Management evaluates for possible impairment any individual loan in the commercial or commercial real estate segment that is in nonaccrual status or classified as a Troubled Debt Restructure (TDR). In addition, consumer and residential mortgage loans with a balance of $150,000 or more are evaluated for impairment. Loans are considered to be impaired when, based on current information and events, it is probable that the Company will be unable to collect the scheduled payments of principal or interest when due according to the contractual terms of the loan agreement.

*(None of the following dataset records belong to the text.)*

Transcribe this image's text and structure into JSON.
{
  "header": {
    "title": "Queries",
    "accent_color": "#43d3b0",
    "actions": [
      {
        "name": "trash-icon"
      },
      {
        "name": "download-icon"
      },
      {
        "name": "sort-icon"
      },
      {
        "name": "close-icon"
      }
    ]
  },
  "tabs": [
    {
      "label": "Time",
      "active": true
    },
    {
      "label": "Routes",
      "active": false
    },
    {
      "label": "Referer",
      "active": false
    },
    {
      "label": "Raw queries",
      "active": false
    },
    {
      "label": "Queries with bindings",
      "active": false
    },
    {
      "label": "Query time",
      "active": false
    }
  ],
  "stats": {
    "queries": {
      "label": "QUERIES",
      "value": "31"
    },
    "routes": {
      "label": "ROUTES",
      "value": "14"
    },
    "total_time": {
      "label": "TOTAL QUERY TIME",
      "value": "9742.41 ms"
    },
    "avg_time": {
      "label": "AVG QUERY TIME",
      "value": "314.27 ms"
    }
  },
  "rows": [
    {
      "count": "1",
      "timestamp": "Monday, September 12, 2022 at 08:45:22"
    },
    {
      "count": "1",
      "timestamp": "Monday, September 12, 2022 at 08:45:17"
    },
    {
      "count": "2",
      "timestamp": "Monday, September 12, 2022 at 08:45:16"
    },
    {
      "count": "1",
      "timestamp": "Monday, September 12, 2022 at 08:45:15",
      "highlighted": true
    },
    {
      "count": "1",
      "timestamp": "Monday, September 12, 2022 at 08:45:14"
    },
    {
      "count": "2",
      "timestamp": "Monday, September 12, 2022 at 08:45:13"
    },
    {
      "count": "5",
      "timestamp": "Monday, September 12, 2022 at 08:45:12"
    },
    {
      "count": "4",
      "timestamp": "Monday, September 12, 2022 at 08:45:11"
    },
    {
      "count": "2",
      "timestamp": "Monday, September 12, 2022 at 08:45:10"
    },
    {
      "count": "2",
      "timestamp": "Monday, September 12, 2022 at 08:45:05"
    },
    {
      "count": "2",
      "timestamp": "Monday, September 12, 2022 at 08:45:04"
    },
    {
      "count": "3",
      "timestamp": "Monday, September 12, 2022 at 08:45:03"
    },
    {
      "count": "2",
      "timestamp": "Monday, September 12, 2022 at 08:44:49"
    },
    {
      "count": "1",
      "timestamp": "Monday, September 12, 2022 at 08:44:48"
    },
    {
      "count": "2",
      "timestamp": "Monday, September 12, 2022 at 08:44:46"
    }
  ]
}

Factors considered by management in evaluating impairment include payment status, collateral value, and the probability of collecting scheduled principal and interest payments when due. Management determines the significance of payment delays and payment shortfalls on a case-by-case basis, taking into consideration all of the circumstances surrounding the loan and the borrower, including the length of the delay, the reasons for the delay, the borrower’s prior payment record, and the amount of the shortfall in relation to the principal and interest owed.

Once the determination has been made that a loan is impaired, the determination of whether a specific allocation of the allowance is necessary is measured by comparing the recorded investment in the loan to the fair value of the loan using one of three methods: (a) the present value of expected future cash flows discounted at the loan’s effective interest rate; (b) the loan’s observable market price; or (c) the fair value of the collateral less selling costs for collateral dependent loans. The method is selected on a loan-by-loan basis, with management primarily utilizing either the discounted cash flows or the fair value of collateral method. The evaluation of the need and amount of a specific

allocation of the allowance and whether a loan can be removed from impairment status is made on a quarterly basis. The Company’s policy for recognizing interest income on impaired loans does not differ from its overall policy for interest recognition.

The need for an updated appraisal on collateral dependent loans is determined on a case-by-case basis. The useful life of an appraisal or evaluation will vary depending upon the circumstances of the property and the economic conditions in the marketplace. A new appraisal is not required if there is an existing appraisal which, along with other information, is sufficient to determine a reasonable value for the property and to support an appropriate and adequate allowance for loan losses. At a minimum, annual documented reevaluation of the property is completed by the Bank’s internal Assigned Risk Department to support the value of the property.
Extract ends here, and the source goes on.